New Year’s Day has felt strangely melancholy for me so far. I feel like there’s been a weirdly expectant push that this year will be different and a lot of game planning for how to make it so. I think it’s okay if this year is just another year. I think it’s okay if people just want to hang out and be content with their lives and stop the grind. Rid ourselves of the pressure to push for more, for neverending growth, for unnameable and unknowable futures that are just grass-is-greener projections.

It’s okay to be content. It’s okay to not want to follow the newest trend (or to just be exhausted by the rate of the trend cycle in general). It’s okay to laugh and smile and eat food in a way that allows your face to move because it’s okay to age and get wrinkles and have a body that demonstrates it’s been alive.

(The culture has become alarmingly openly fatphobic again at a rate that is…concerning. So I just want to make it abundantly clear that we’re all suffering under Diet Culture for as long as we all continue to play the game. Pretty Politics and the Meritocracy of Thinness are just two systems I have 0 interest in dabbling with. Everyone is losing. Even and especially the girlies who make it all the way to the top of the pinnacle. We have to liberate ourselves from it. We must be better than it. It’s possibly the largest component of misogyny that has wedged its way so firmly into the culture that most of us fail to recognize just how much generational damage it has done, how much energy it consumes, and how it is used to keep us all subservient. And hungry and tired and cold.)

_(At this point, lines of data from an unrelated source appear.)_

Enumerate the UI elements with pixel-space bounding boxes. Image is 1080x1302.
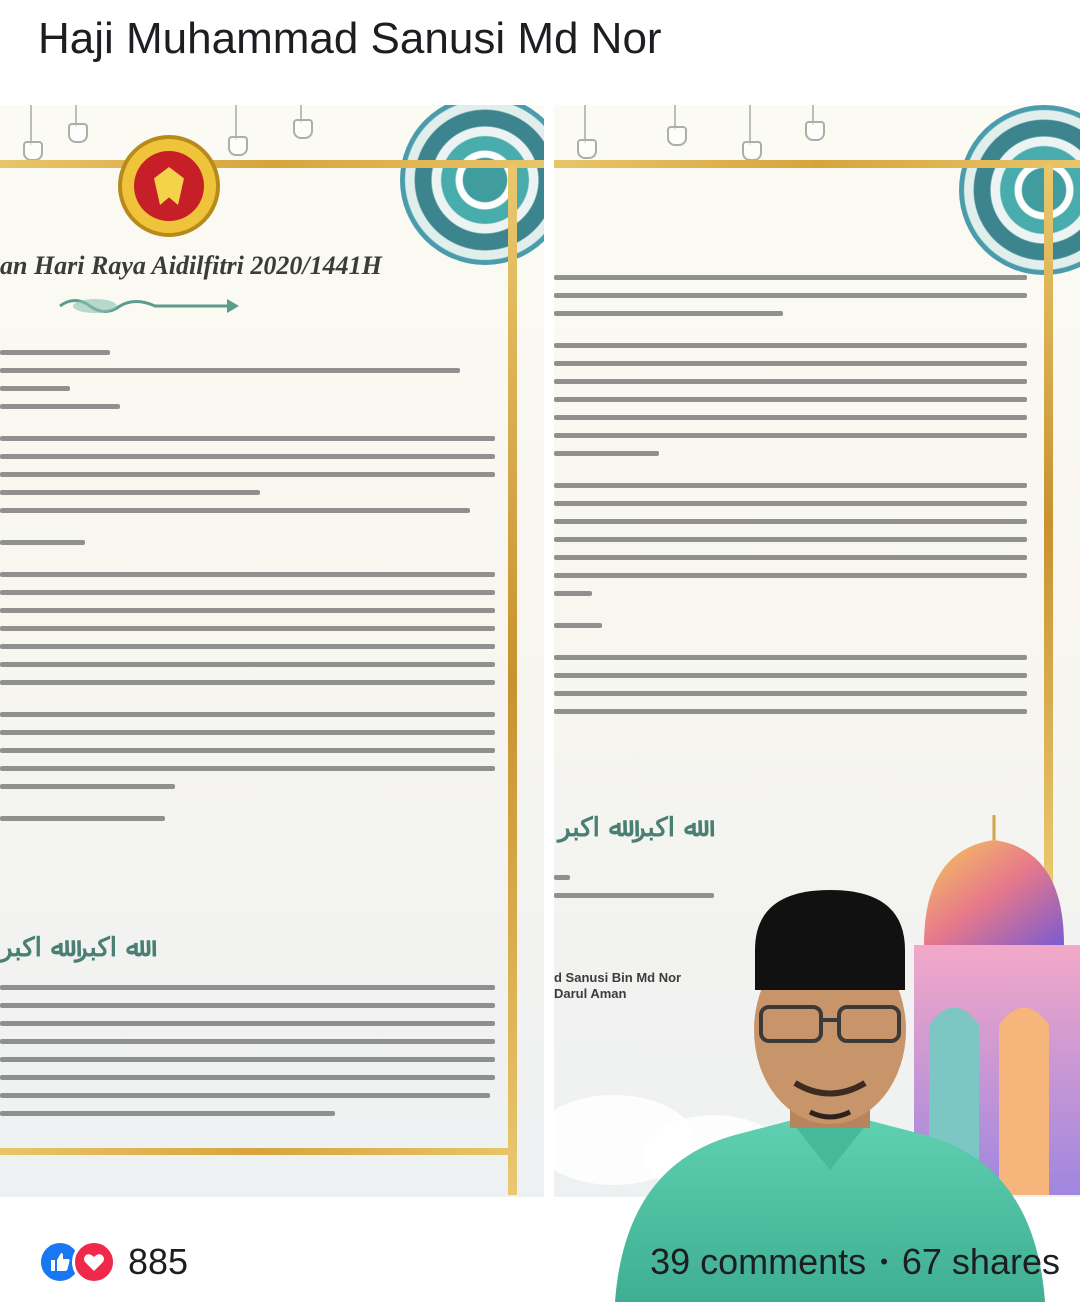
letter-text-block-3 bbox=[554, 275, 1032, 727]
love-icon bbox=[72, 1240, 116, 1284]
lantern-decoration bbox=[812, 105, 814, 125]
photo-grid bbox=[0, 105, 1080, 1197]
mandala-decoration bbox=[400, 105, 544, 265]
photo-left[interactable] bbox=[0, 105, 544, 1197]
lantern-decoration bbox=[300, 105, 302, 123]
lantern-decoration bbox=[749, 105, 751, 145]
lantern-decoration bbox=[75, 105, 77, 127]
letter-title: an Hari Raya Aidilfitri 2020/1441H bbox=[0, 251, 382, 280]
lantern-decoration bbox=[235, 105, 237, 140]
reaction-count: 885 bbox=[128, 1241, 189, 1282]
state-emblem bbox=[118, 135, 220, 237]
calligraphy: ﷲ اکبر ﷲ اکبر bbox=[558, 813, 700, 843]
post-author[interactable]: Haji Muhammad Sanusi Md Nor bbox=[38, 14, 662, 63]
reactions-summary[interactable] bbox=[38, 1238, 188, 1286]
signature-name: d Sanusi Bin Md Nor bbox=[554, 970, 682, 985]
calligraphy: ﷲ اکبر ﷲ اکبر bbox=[0, 933, 142, 963]
comments-link[interactable]: 39 comments bbox=[650, 1241, 867, 1282]
letter-text-block bbox=[0, 350, 500, 834]
mandala-decoration bbox=[959, 105, 1080, 275]
ornament-divider bbox=[55, 293, 245, 319]
emblem-mark bbox=[154, 167, 184, 205]
frame-side bbox=[1044, 165, 1053, 885]
lantern-decoration bbox=[30, 105, 32, 145]
post-meta bbox=[650, 1238, 1060, 1286]
frame-top bbox=[554, 160, 1080, 168]
meta-separator: • bbox=[880, 1249, 888, 1274]
lantern-decoration bbox=[584, 105, 586, 143]
thumbs-up-icon bbox=[48, 1250, 72, 1274]
signature-state: Darul Aman bbox=[554, 986, 627, 1001]
frame-top bbox=[0, 160, 544, 168]
lantern-decoration bbox=[674, 105, 676, 130]
frame-bottom bbox=[0, 1148, 515, 1155]
shares-link[interactable]: 67 shares bbox=[901, 1241, 1060, 1282]
frame-side bbox=[508, 165, 517, 1195]
emblem-inner bbox=[134, 151, 204, 221]
heart-icon bbox=[82, 1250, 106, 1274]
letter-text-block-2 bbox=[0, 985, 500, 1129]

I’m going to spend less energy on things that don’t make me happy. I’m going to try and stop indulging in outrage culture on the internet because it just ultimately sucks my time and soul and leaves me feeling worse than when I opened up the browser. I’ve always been someone who is extremely online and knows all the news but like, at what cost? And for whose benefit?

I’m going to spend more time outside. I want to walk around the world with fewer shields, I want to be aware of what’s literally going on around me. This mostly means wearing headphones less often, and stopping hiding from the world by going inside my phone. I am committed to developing my own reactions to things without reading what others are thinking first. More books! More media that was made with deep intention! More time doing and less time ruminating!

I hope you had a lovely start to the new year. I hope that there is less pressure and more fun ahead for all of us. And I hope that whatever your goals, intentions, or projections for the year ahead are, you give yourself permission to exist regardless of progress. Welcome to Week One of 2023. Let’s uh, do this!